Genetics of Behaviour
This page is maintained as a historical record and is no longer being updated.
Archive Page – this page is maintained as a historical record and is no longer being updated. Darren Logan was at the Sanger Institute from 2010 to June 2016 when he left to join Mars Incorporated to lead their basic research programmes into sensory mechanisms and feeding behaviour at the WALTHAM Centre for Pet Nutrition. This page was last edited in 2016.
The Genetics of Behaviour laboratory used mice as a model system to identify the genes and neural circuits that underpin social and learned behaviours, perception and cognition.

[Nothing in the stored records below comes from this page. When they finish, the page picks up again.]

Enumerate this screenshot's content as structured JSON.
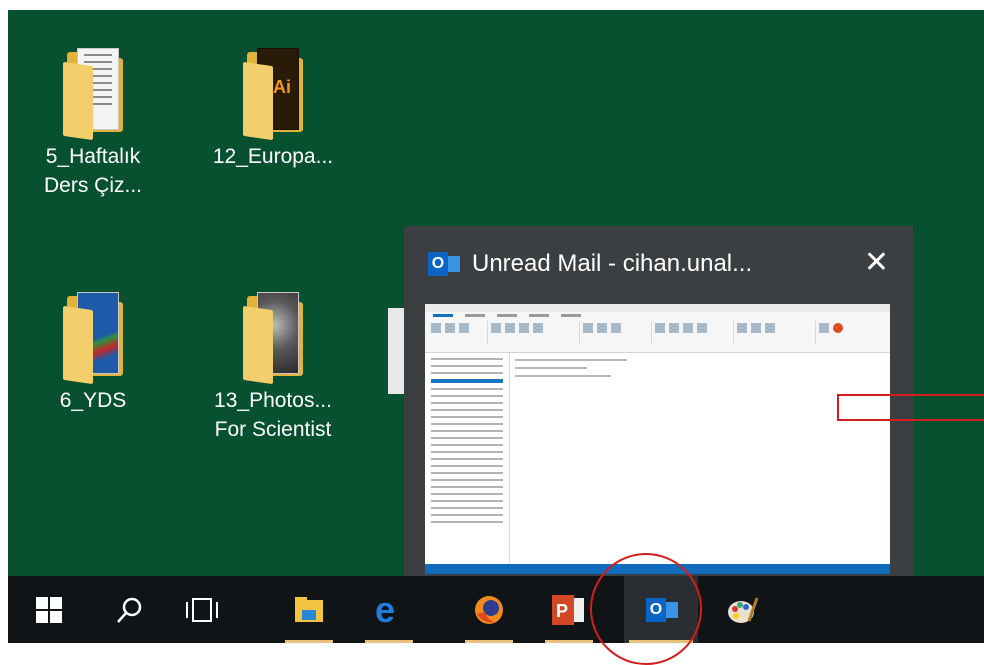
{
  "desktop": {
    "background": "#075030",
    "icons": [
      {
        "label_line1": "5_Haftalık",
        "label_line2": "Ders Çiz...",
        "icon": "folder-document-icon"
      },
      {
        "label_line1": "12_Europa...",
        "label_line2": "",
        "icon": "folder-illustrator-icon"
      },
      {
        "label_line1": "6_YDS",
        "label_line2": "",
        "icon": "folder-book-icon"
      },
      {
        "label_line1": "13_Photos...",
        "label_line2": "For Scientist",
        "icon": "folder-photo-icon"
      }
    ]
  },
  "preview": {
    "app_icon": "outlook-icon",
    "title": "Unread Mail - cihan.unal...",
    "close_glyph": "✕"
  },
  "taskbar": {
    "items": [
      {
        "name": "start-button",
        "icon": "windows-icon"
      },
      {
        "name": "search-button",
        "icon": "search-icon"
      },
      {
        "name": "task-view-button",
        "icon": "task-view-icon"
      },
      {
        "name": "file-explorer-button",
        "icon": "file-explorer-icon"
      },
      {
        "name": "edge-button",
        "icon": "edge-icon"
      },
      {
        "name": "firefox-button",
        "icon": "firefox-icon"
      },
      {
        "name": "powerpoint-button",
        "icon": "powerpoint-icon"
      },
      {
        "name": "outlook-button",
        "icon": "outlook-icon"
      },
      {
        "name": "paint-button",
        "icon": "paint-icon"
      }
    ]
  },
  "colors": {
    "annotation_red": "#d21e1e",
    "outlook_blue": "#0a64c4",
    "taskbar_underline": "#e9c07a"
  }
}
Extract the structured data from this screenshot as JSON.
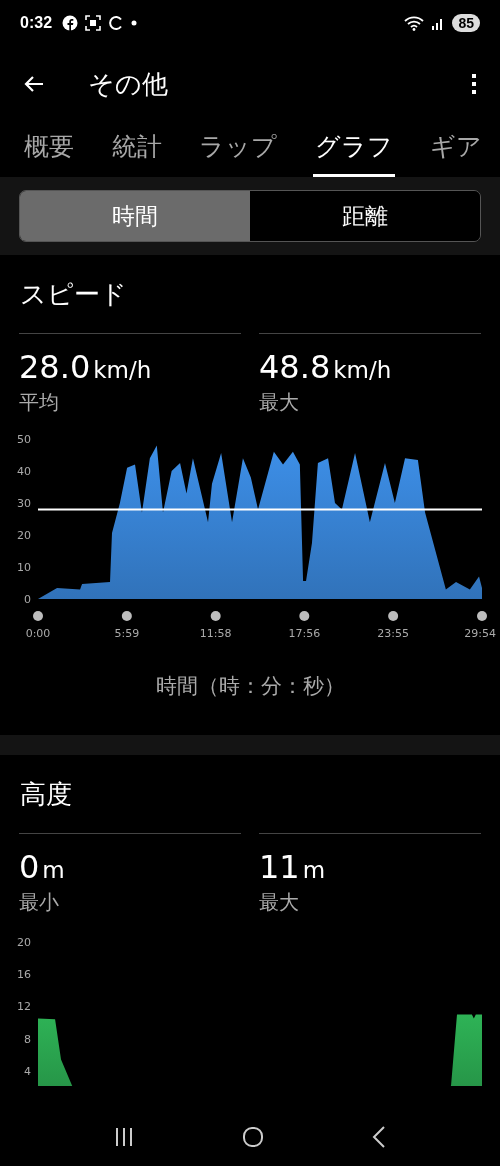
{
  "status_bar": {
    "time": "0:32",
    "battery": "85"
  },
  "app_bar": {
    "title": "その他"
  },
  "tabs": [
    {
      "label": "概要",
      "selected": false
    },
    {
      "label": "統計",
      "selected": false
    },
    {
      "label": "ラップ",
      "selected": false
    },
    {
      "label": "グラフ",
      "selected": true
    },
    {
      "label": "ギア",
      "selected": false
    }
  ],
  "axis_toggle": [
    {
      "label": "時間",
      "selected": true
    },
    {
      "label": "距離",
      "selected": false
    }
  ],
  "sections": [
    {
      "title": "スピード",
      "stats": [
        {
          "value": "28.0",
          "unit": "km/h",
          "label": "平均"
        },
        {
          "value": "48.8",
          "unit": "km/h",
          "label": "最大"
        }
      ],
      "chart_data": {
        "type": "area",
        "xlabel": "時間（時：分：秒）",
        "x": [
          0,
          77,
          170,
          178,
          291,
          299,
          331,
          360,
          392,
          420,
          452,
          480,
          505,
          540,
          574,
          600,
          626,
          687,
          703,
          740,
          784,
          828,
          860,
          889,
          953,
          990,
          1030,
          1058,
          1071,
          1083,
          1107,
          1131,
          1172,
          1200,
          1228,
          1281,
          1341,
          1402,
          1442,
          1483,
          1535,
          1564,
          1648,
          1689,
          1745,
          1782,
          1794
        ],
        "series": [
          {
            "color": "#3d8fe8",
            "values": [
              0,
              3.4,
              3,
              4.7,
              5.3,
              20.6,
              30,
              41,
              42,
              27,
              44,
              48,
              27,
              40,
              42.5,
              33,
              44,
              24,
              36,
              45.6,
              24,
              44,
              38,
              28,
              46,
              42,
              46,
              42,
              5.6,
              5.6,
              17.5,
              42.5,
              44,
              30,
              28,
              45.6,
              24,
              42.5,
              30,
              44,
              43.4,
              27,
              3,
              5.3,
              3,
              7,
              3.4
            ]
          }
        ],
        "xlim": [
          0,
          1794
        ],
        "ylim": [
          0,
          50
        ],
        "yticks": [
          0,
          10,
          20,
          30,
          40,
          50
        ],
        "xticks": [
          {
            "value": 0,
            "label": "0:00"
          },
          {
            "value": 359,
            "label": "5:59"
          },
          {
            "value": 718,
            "label": "11:58"
          },
          {
            "value": 1076,
            "label": "17:56"
          },
          {
            "value": 1435,
            "label": "23:55"
          },
          {
            "value": 1794,
            "label": "29:54"
          }
        ],
        "ref_lines": [
          {
            "axis": "y",
            "value": 28
          }
        ]
      }
    },
    {
      "title": "高度",
      "stats": [
        {
          "value": "0",
          "unit": "m",
          "label": "最小"
        },
        {
          "value": "11",
          "unit": "m",
          "label": "最大"
        }
      ],
      "chart_data": {
        "type": "area",
        "x": [
          0,
          69,
          93,
          137,
          170,
          1644,
          1669,
          1693,
          1753,
          1761,
          1769,
          1794
        ],
        "series": [
          {
            "color": "#2eb356",
            "values": [
              10.5,
              10.4,
              5.4,
              2.2,
              0,
              0,
              2.2,
              11,
              11,
              10.5,
              11,
              11
            ]
          }
        ],
        "xlim": [
          0,
          1794
        ],
        "ylim": [
          0,
          20
        ],
        "yticks": [
          4,
          8,
          12,
          16,
          20
        ]
      }
    }
  ]
}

The Faculty leader, Darren Logan, was at the Sanger Institute from 2010 to June 2016 when he left to join Mars Incorporated to lead their basic research programmes into sensory mechanisms and feeding behaviour at the WALTHAM Centre for Pet Nutrition.
Behaviour is initiated by the accurate detection and cognitive processing of sensory cues to release an appropriate emotional, physical or physiological response. This process is greatly influenced by learning and memory; however many behaviours – such as feeding, parenting, predator avoidance and sex – also have an innate component.
The lab, headed by Darren Logan, generated mice with mutated genes identified from patients with behavioural, sensory or intellectual disorders. They determined whether the dysfunctional candidate gene causes the disease and investigate how it exerts its influence. They also studied how sensory cues are perceived, with a focus on the olfactory system, and used behavioural, cellular and transcriptomic techniques to understand how our genes influence our interpretation of the external environment.
Their long-term aim was to understand how learning integrates with innate responses to generate a diversity of behaviours, and to apply this knowledge to better appreciate how and why behavioural disorders occur.